The authorities announced on Wednesday they had arrested eight north Africans who knew the suspect — six Moroccans, one Algerian and one with dual Spanish and Moroccan nationality.
They said on Thursday they were holding the eight on suspicion of possible terrorist crimes and said they had seized computers, video tapes, books and fundamentalist literature in searches of five houses in Amsterdam.
GOVERNMENT UNDER FIRE
The centre-right government faces mounting criticism for its handling of the case, in particular because the
suspected killer was known to the AIVD security service.

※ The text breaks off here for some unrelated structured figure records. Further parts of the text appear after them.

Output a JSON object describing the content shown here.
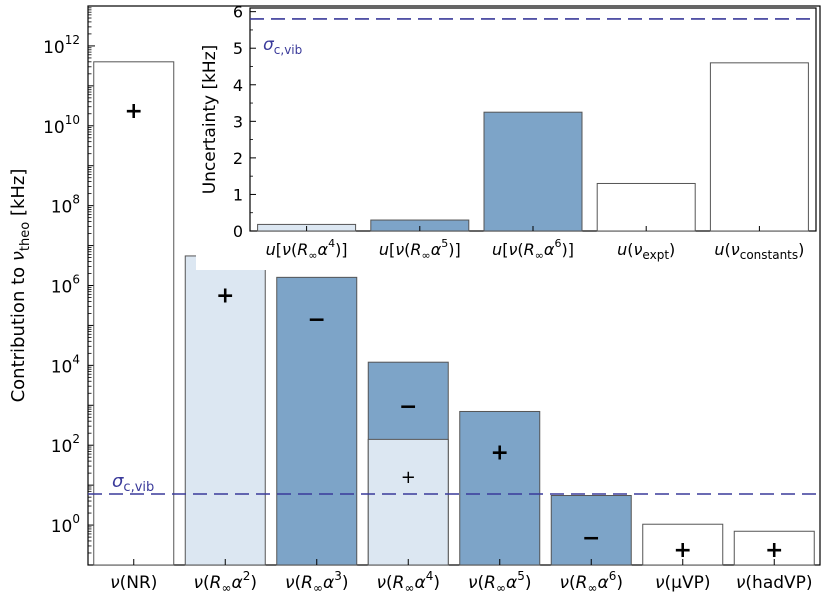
{
  "colors": {
    "none": "#ffffff",
    "light": "#dce7f2",
    "dark": "#7da4c8",
    "edge": "#555555",
    "sigma": "#3a3a9a"
  },
  "chart_data": [
    {
      "type": "bar",
      "yscale": "log",
      "ylabel_parts": [
        "Contribution to ",
        "ν",
        "theo",
        " [kHz]"
      ],
      "ylim": [
        0.1,
        10000000000000.0
      ],
      "yticks": [
        {
          "value": 1,
          "mant": "10",
          "exp": "0"
        },
        {
          "value": 100,
          "mant": "10",
          "exp": "2"
        },
        {
          "value": 10000,
          "mant": "10",
          "exp": "4"
        },
        {
          "value": 1000000,
          "mant": "10",
          "exp": "6"
        },
        {
          "value": 100000000,
          "mant": "10",
          "exp": "8"
        },
        {
          "value": 10000000000,
          "mant": "10",
          "exp": "10"
        },
        {
          "value": 1000000000000,
          "mant": "10",
          "exp": "12"
        }
      ],
      "categories": [
        {
          "label": [
            "ν",
            "(NR)"
          ],
          "value": 400000000000.0,
          "fill": "none",
          "sign": "+",
          "sign_value": 25000000000.0
        },
        {
          "label": [
            "ν",
            "(",
            "R",
            "∞",
            "α",
            "2",
            ")"
          ],
          "value": 5500000.0,
          "fill": "light",
          "sign": "+",
          "sign_value": 600000.0
        },
        {
          "label": [
            "ν",
            "(",
            "R",
            "∞",
            "α",
            "3",
            ")"
          ],
          "value": 1600000.0,
          "fill": "dark",
          "sign": "−",
          "sign_value": 150000.0
        },
        {
          "label": [
            "ν",
            "(",
            "R",
            "∞",
            "α",
            "4",
            ")"
          ],
          "value": 12000.0,
          "fill": "dark",
          "sign": "−",
          "sign_value": 1000,
          "sub_value": 140,
          "sub_fill": "light",
          "sub_sign": "+",
          "sub_sign_value": 17
        },
        {
          "label": [
            "ν",
            "(",
            "R",
            "∞",
            "α",
            "5",
            ")"
          ],
          "value": 700,
          "fill": "dark",
          "sign": "+",
          "sign_value": 70
        },
        {
          "label": [
            "ν",
            "(",
            "R",
            "∞",
            "α",
            "6",
            ")"
          ],
          "value": 5.5,
          "fill": "dark",
          "sign": "−",
          "sign_value": 0.5
        },
        {
          "label": [
            "ν",
            "(μVP)"
          ],
          "value": 1.05,
          "fill": "none",
          "sign": "+",
          "sign_value": 0.25
        },
        {
          "label": [
            "ν",
            "(hadVP)"
          ],
          "value": 0.7,
          "fill": "none",
          "sign": "+",
          "sign_value": 0.25
        }
      ],
      "sigma_line": {
        "value": 6,
        "label_main": "σ",
        "label_sub": "c,vib"
      }
    },
    {
      "type": "bar",
      "yscale": "linear",
      "ylabel": "Uncertainty [kHz]",
      "ylim": [
        0,
        6.1
      ],
      "yticks": [
        "0",
        "1",
        "2",
        "3",
        "4",
        "5",
        "6"
      ],
      "categories": [
        {
          "label": [
            "u",
            "[",
            "ν",
            "(",
            "R",
            "∞",
            "α",
            "4",
            ")]"
          ],
          "value": 0.18,
          "fill": "light"
        },
        {
          "label": [
            "u",
            "[",
            "ν",
            "(",
            "R",
            "∞",
            "α",
            "5",
            ")]"
          ],
          "value": 0.3,
          "fill": "dark"
        },
        {
          "label": [
            "u",
            "[",
            "ν",
            "(",
            "R",
            "∞",
            "α",
            "6",
            ")]"
          ],
          "value": 3.25,
          "fill": "dark"
        },
        {
          "label": [
            "u",
            "(",
            "ν",
            "expt",
            ")"
          ],
          "value": 1.3,
          "fill": "none"
        },
        {
          "label": [
            "u",
            "(",
            "ν",
            "constants",
            ")"
          ],
          "value": 4.6,
          "fill": "none"
        }
      ],
      "sigma_line": {
        "value": 5.8,
        "label_main": "σ",
        "label_sub": "c,vib"
      }
    }
  ]
}
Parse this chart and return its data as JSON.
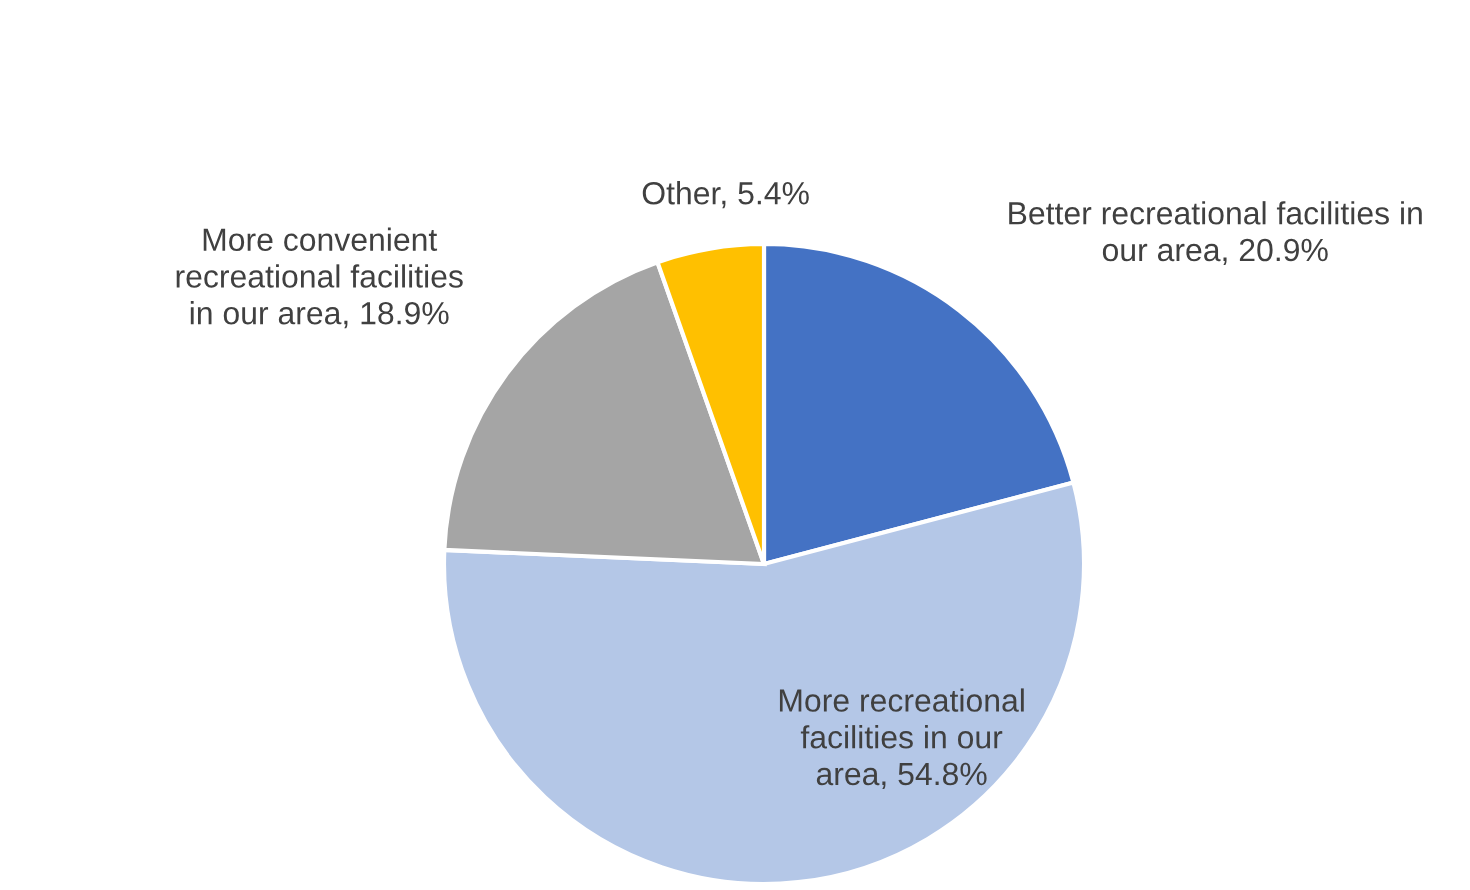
{
  "chart_data": {
    "type": "pie",
    "categories": [
      "Better recreational facilities in\nour area, 20.9%",
      "More recreational\nfacilities in our\narea, 54.8%",
      "More convenient\nrecreational facilities\nin our area, 18.9%",
      "Other, 5.4%"
    ],
    "values": [
      20.9,
      54.8,
      18.9,
      5.4
    ],
    "colors": [
      "#4472c4",
      "#b4c7e7",
      "#a5a5a5",
      "#ffc000"
    ],
    "legend": false
  }
}
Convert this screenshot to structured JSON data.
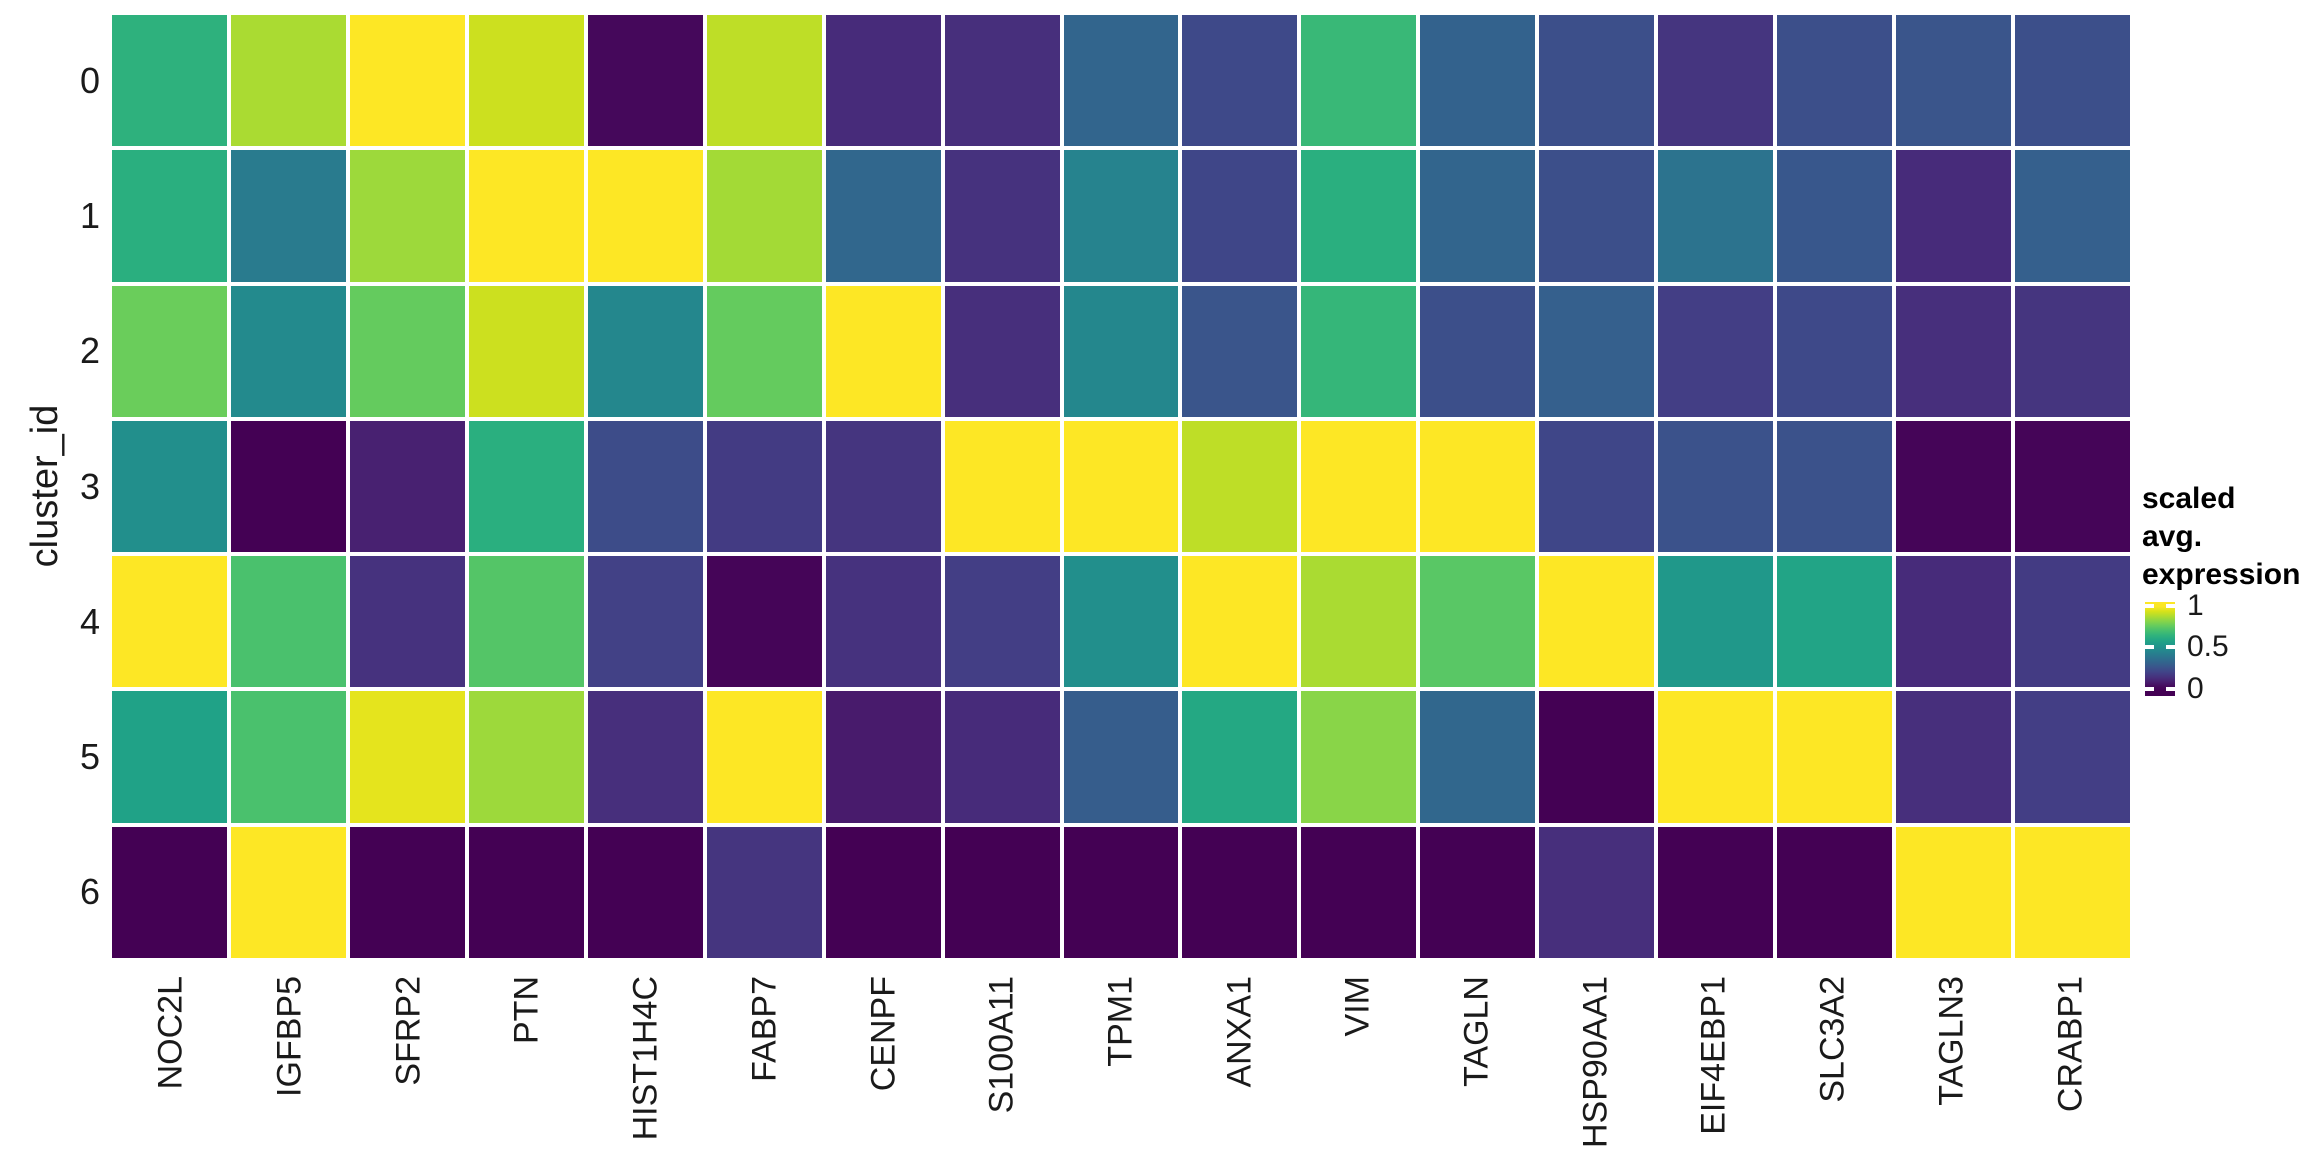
{
  "chart_data": {
    "type": "heatmap",
    "title": "",
    "xlabel": "",
    "ylabel": "cluster_id",
    "x_categories": [
      "NOC2L",
      "IGFBP5",
      "SFRP2",
      "PTN",
      "HIST1H4C",
      "FABP7",
      "CENPF",
      "S100A11",
      "TPM1",
      "ANXA1",
      "VIM",
      "TAGLN",
      "HSP90AA1",
      "EIF4EBP1",
      "SLC3A2",
      "TAGLN3",
      "CRABP1"
    ],
    "y_categories": [
      "0",
      "1",
      "2",
      "3",
      "4",
      "5",
      "6"
    ],
    "values": [
      [
        0.64,
        0.87,
        1.0,
        0.92,
        0.02,
        0.9,
        0.12,
        0.13,
        0.32,
        0.22,
        0.67,
        0.31,
        0.24,
        0.15,
        0.24,
        0.26,
        0.24
      ],
      [
        0.63,
        0.41,
        0.85,
        1.0,
        1.0,
        0.86,
        0.33,
        0.14,
        0.44,
        0.21,
        0.63,
        0.32,
        0.24,
        0.38,
        0.27,
        0.12,
        0.3
      ],
      [
        0.77,
        0.47,
        0.76,
        0.92,
        0.46,
        0.76,
        1.0,
        0.13,
        0.46,
        0.26,
        0.66,
        0.24,
        0.3,
        0.18,
        0.22,
        0.13,
        0.15
      ],
      [
        0.49,
        0.0,
        0.09,
        0.63,
        0.23,
        0.17,
        0.15,
        1.0,
        1.0,
        0.9,
        1.0,
        1.0,
        0.21,
        0.25,
        0.25,
        0.01,
        0.01
      ],
      [
        1.0,
        0.71,
        0.14,
        0.73,
        0.19,
        0.01,
        0.14,
        0.18,
        0.49,
        1.0,
        0.87,
        0.74,
        1.0,
        0.53,
        0.58,
        0.12,
        0.17
      ],
      [
        0.57,
        0.71,
        0.96,
        0.85,
        0.13,
        1.0,
        0.07,
        0.12,
        0.29,
        0.6,
        0.82,
        0.33,
        0.0,
        1.0,
        1.0,
        0.13,
        0.18
      ],
      [
        0.0,
        1.0,
        0.0,
        0.0,
        0.0,
        0.15,
        0.0,
        0.0,
        0.0,
        0.0,
        0.0,
        0.0,
        0.13,
        0.0,
        0.0,
        1.0,
        1.0
      ]
    ],
    "value_range": [
      0,
      1
    ],
    "colormap": "viridis",
    "viridis_stops": [
      [
        0.0,
        "#440154"
      ],
      [
        0.0625,
        "#48186a"
      ],
      [
        0.125,
        "#472d7b"
      ],
      [
        0.1875,
        "#424086"
      ],
      [
        0.25,
        "#3b528b"
      ],
      [
        0.3125,
        "#33638d"
      ],
      [
        0.375,
        "#2c728e"
      ],
      [
        0.4375,
        "#26828e"
      ],
      [
        0.5,
        "#21918c"
      ],
      [
        0.5625,
        "#1fa088"
      ],
      [
        0.625,
        "#28ae80"
      ],
      [
        0.6875,
        "#3fbc73"
      ],
      [
        0.75,
        "#5ec962"
      ],
      [
        0.8125,
        "#84d44b"
      ],
      [
        0.875,
        "#addc30"
      ],
      [
        0.9375,
        "#d8e219"
      ],
      [
        1.0,
        "#fde725"
      ]
    ],
    "grid": false,
    "legend": {
      "position": "right",
      "title_lines": [
        "scaled avg.",
        "expression"
      ],
      "ticks": [
        {
          "label": "1",
          "value": 1.0
        },
        {
          "label": "0.5",
          "value": 0.5
        },
        {
          "label": "0",
          "value": 0.0
        }
      ],
      "bar_value_top": 1.05,
      "bar_value_bottom": -0.09
    },
    "colors": {
      "background": "#ffffff",
      "tile_gap": "#ffffff",
      "axis_text": "#1a1a1a",
      "legend_title_text": "#000000",
      "viridis_min": "#440154",
      "viridis_mid": "#21918c",
      "viridis_max": "#fde725"
    }
  }
}
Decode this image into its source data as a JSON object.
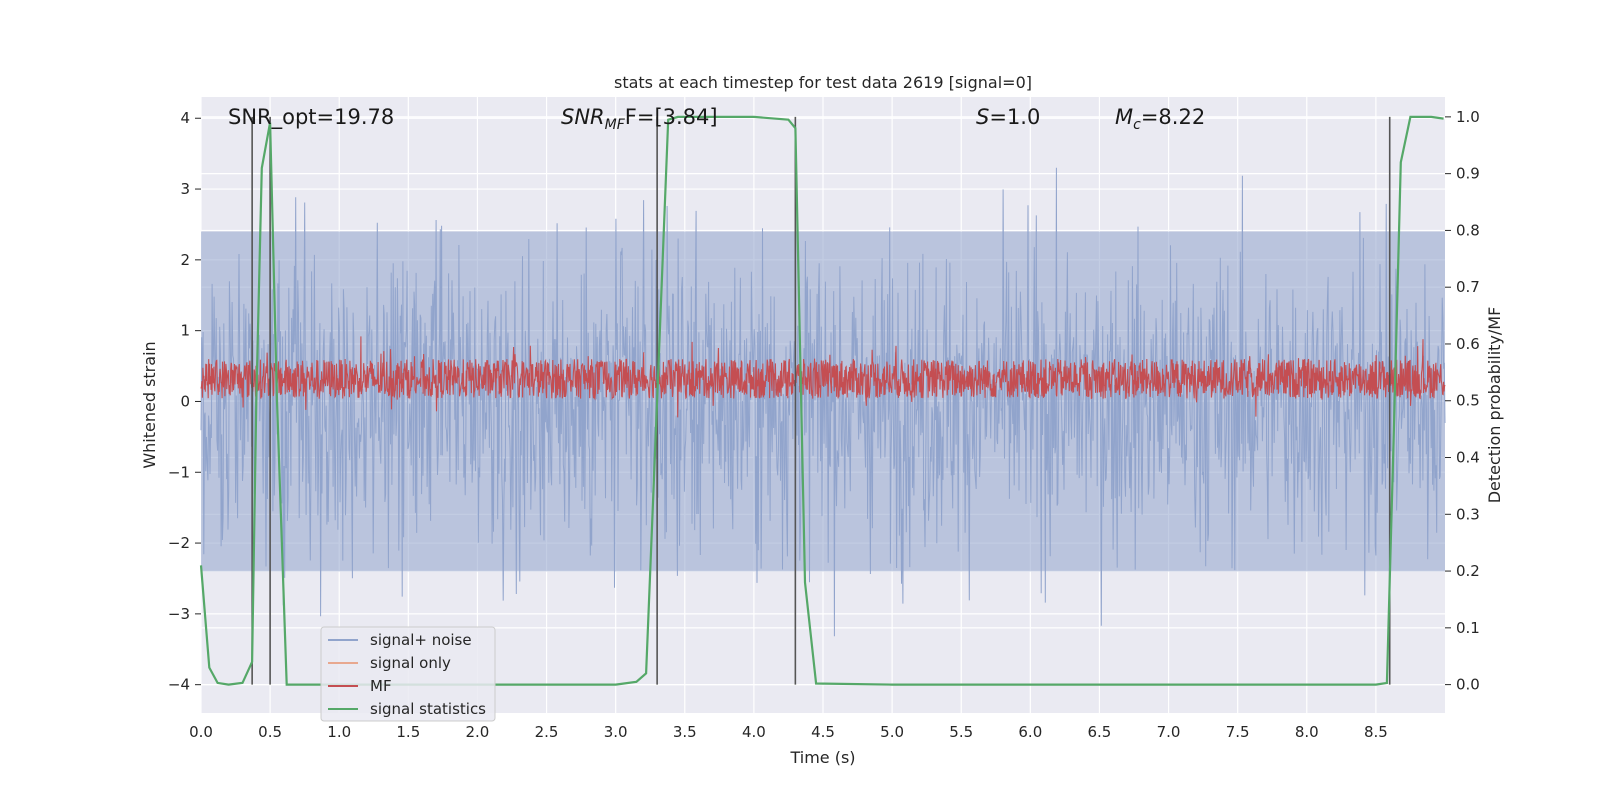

Ayaan Hirsi Ali, a Somali refugee who became a member of parliament for the Dutch liberals and who worked with Van Gogh on a film about abuse of Muslim women, said the authorities should have taken death threats against him more seriously.
“I am furious to find out that the murderer of Theo van Gogh was known to the AIVD — I suspect that a stupid, artificial distinction was made between politicians and opinion formers,” she said. Hirsi Ali has police protection after many threats.
Jozias van Aartsen, parliamentary leader of the VVD liberals who are partners in the government coalition, said the security services had failed.
“The mood reminds me a bit of May 1940. The Netherlands was completely taken by surprise by the German
invasion. It seems to me that we are again being surprised,” Van Aartsen told the Trouw newspaper in an interview.
Parliament is due to debate the issue with ministers next week, probably after Tuesday’s cremation of Van Gogh.
The suspect, who was shot in the leg as police tried to arrest him, is in a prison hospital and will be brought before a judge on Friday at the latest.